The initial training to become a Feldenkrais Practitioner® takes 800 hours, and training programs vary considerably. It’s up to each working practitioner to define and embody the Feldenkrais Method according to their own path of self-realization, and according to the standards set forth by the overseeing Guild. Annual continuing education and practice hours are required to maintain guild certification.
WHAT IT LOOKS LIKE:
In general, Feldenkrais is a slow-moving, exploratory somatic practice of bringing attention to how you organize for and complete movements. Students typically lie or sit on padded mats on the floor or on a semi-firm table the height of a chair seat so that habitual muscular patterns used for standing and “being upright” can soften. This creates an environment for new awareness and encourages the discovery of more efficient and pleasurable patterns of coordination.

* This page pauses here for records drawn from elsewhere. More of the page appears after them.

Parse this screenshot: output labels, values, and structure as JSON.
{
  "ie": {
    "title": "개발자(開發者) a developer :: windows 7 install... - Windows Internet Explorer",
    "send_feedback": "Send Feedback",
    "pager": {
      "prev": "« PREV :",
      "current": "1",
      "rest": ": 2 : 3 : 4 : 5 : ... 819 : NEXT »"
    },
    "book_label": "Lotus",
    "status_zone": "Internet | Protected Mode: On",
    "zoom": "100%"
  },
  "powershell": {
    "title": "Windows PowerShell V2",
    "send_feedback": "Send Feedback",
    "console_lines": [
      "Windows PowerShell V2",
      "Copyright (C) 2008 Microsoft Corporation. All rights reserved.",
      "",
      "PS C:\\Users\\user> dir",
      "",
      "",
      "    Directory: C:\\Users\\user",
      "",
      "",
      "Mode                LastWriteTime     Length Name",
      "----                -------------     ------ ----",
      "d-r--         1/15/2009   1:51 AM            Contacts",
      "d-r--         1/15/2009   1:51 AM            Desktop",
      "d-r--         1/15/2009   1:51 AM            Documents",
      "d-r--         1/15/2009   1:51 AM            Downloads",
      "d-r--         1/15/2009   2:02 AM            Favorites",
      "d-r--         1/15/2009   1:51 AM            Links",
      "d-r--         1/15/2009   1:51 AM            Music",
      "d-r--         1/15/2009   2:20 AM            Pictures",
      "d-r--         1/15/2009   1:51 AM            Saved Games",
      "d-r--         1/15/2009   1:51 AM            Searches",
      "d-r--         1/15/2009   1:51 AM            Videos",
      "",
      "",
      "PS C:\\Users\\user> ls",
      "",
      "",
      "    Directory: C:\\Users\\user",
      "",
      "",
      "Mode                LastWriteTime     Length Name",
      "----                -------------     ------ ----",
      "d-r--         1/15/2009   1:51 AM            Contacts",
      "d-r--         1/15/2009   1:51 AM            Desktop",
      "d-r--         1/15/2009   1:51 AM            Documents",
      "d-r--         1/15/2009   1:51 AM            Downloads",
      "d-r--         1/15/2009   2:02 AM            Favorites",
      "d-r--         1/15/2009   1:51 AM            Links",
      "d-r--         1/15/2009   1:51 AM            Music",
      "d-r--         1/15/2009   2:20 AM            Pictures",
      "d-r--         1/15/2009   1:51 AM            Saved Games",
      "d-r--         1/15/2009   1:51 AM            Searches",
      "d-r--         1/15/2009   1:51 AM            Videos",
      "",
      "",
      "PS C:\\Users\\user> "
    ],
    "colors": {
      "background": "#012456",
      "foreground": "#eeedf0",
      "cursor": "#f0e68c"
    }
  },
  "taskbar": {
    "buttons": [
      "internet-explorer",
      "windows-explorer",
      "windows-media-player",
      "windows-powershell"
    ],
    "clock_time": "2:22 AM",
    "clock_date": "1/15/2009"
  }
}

The movements explored in Feldenkrais practice are often drawn from early developmental activities like rolling, creeping, crawling, flexing, extending, reaching, etc. As we age and no longer play on the floor or enjoy a well-rounded organic movement repertory, these fundamental movement patterns deteriorate, becoming less accessible. Through slow exploration, we can restore youthful, graceful movement and improve all actions. The goal is freedom from unconscious and compulsive patterns of behavior, and an ever-broadening horizon for learning and growth.
Feldenkrais is taught via two modalities, which can co-occur in any lesson:
- Awareness Through Movement® (taught in groups or privately): You carry out the instructor’s precise verbal instructions at your own pace in order to solve a movement “puzzle,” learning to complete each movement with the least amount of effort and increased ease and sustainability.
- Functional Integration® (taught privately): A one-on-one lesson using gentle, specific touch to soften your habitual patterns and introduce novel organization. You lie or sit fully clothed on a low, soft table (or on a padded blanket on the floor), with supports like foam rollers and cushions to increase comfort so that tissues can soften, joints can articulate, the analytical mind can rest, your sensed experience of yourself can shift, and movements can come together in new ways.